Studies to determine the SRC-1 interaction domain within mARNT revealed an absolute requirement for helix 2. This would appear to be a rare case of a transcription factor that can recruit a coactivator with motifs outside of its TAD and may signify a novel mode of action for SRC-1. Our example is not without precedent. The recently described LXXLL coactivator CIA modulates endoplasmic reticulum-dependent signaling in an AF-2 independent fashion (46
), and more recently, Elferink and colleagues have demonstrated that enhancement of AHRC-dependent gene transcription is modulated via a direct interaction between retinoblastoma protein and the PAS B domain of AHR (14
). Furthermore, like the interaction between HIF-1α and SRC-1, ours is another example of two bHLH-PAS proteins that do not require both bHLH-PAS domains to interact (6
The interactions between ARNT and SRC-1 and NCoA-2 were not negated by ARNT's dimerization with ligand-bound AHR (Fig. ), consistent with the notion that SRC-1 and NCoA-2 play a role in gene regulation by the AHRC. The fact that ARNT and SRC-1 interact in a nonclassical fashion for bHLH-PAS proteins may allow for AHR/ARNT dimerization when ARNT is associated with SRC-1, despite the fact that ARNT's helix 2 is required for its interaction with both AHR and SRC-1. Much of our work attempted to characterize the direct interaction between SRC-1 and ARNT. We do not rule out that SRC-1 may modulate ARNT's action in an indirect fashion. It has been established that SRC-1 can form complexes with CBP (26
), and an interaction between CBP and ARNT's TAD has been reported (28
). Therefore, it is possible that a myriad number of proteins may affect ARNT-dependent transcriptional processes through indirect mechanisms of interaction.

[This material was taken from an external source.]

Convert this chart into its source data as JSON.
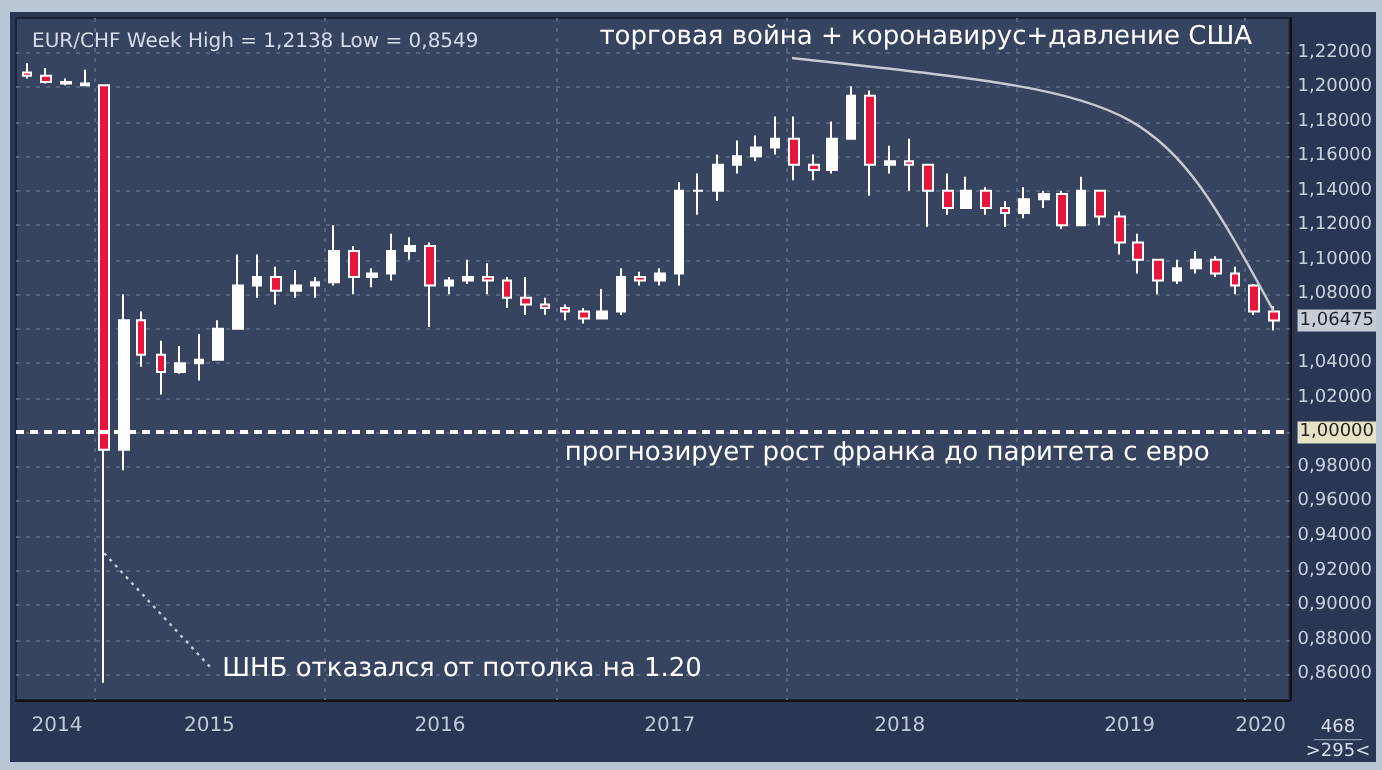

In conclusion, we have demonstrated that AHR and ARNT can interact with the NCoA/SRC-1/p160 transcriptional coactivator proteins. Furthermore, the coactivator proteins enhance TCDD-dependent transcription. We have identified domains within SRC-1 and ARNT and SRC-1 and AHR that are critical for their mutual interactions. ARNT is the dimerization partner of numerous bHLH-PAS proteins, including HIF-1α, EPAS1, SIM1, and SIM2. Our observations regarding the interactions between the bHLH-PAS coactivators and ARNT may apply when ARNT interacts with these other proteins as well as AHR. The continuation of these studies should culminate in a more realistic model of gene activation in response to chemical carcinogens and provide insight into several phenomena, such as cross talk between signal transduction pathways and the pleiotropic effects of AHRC activation.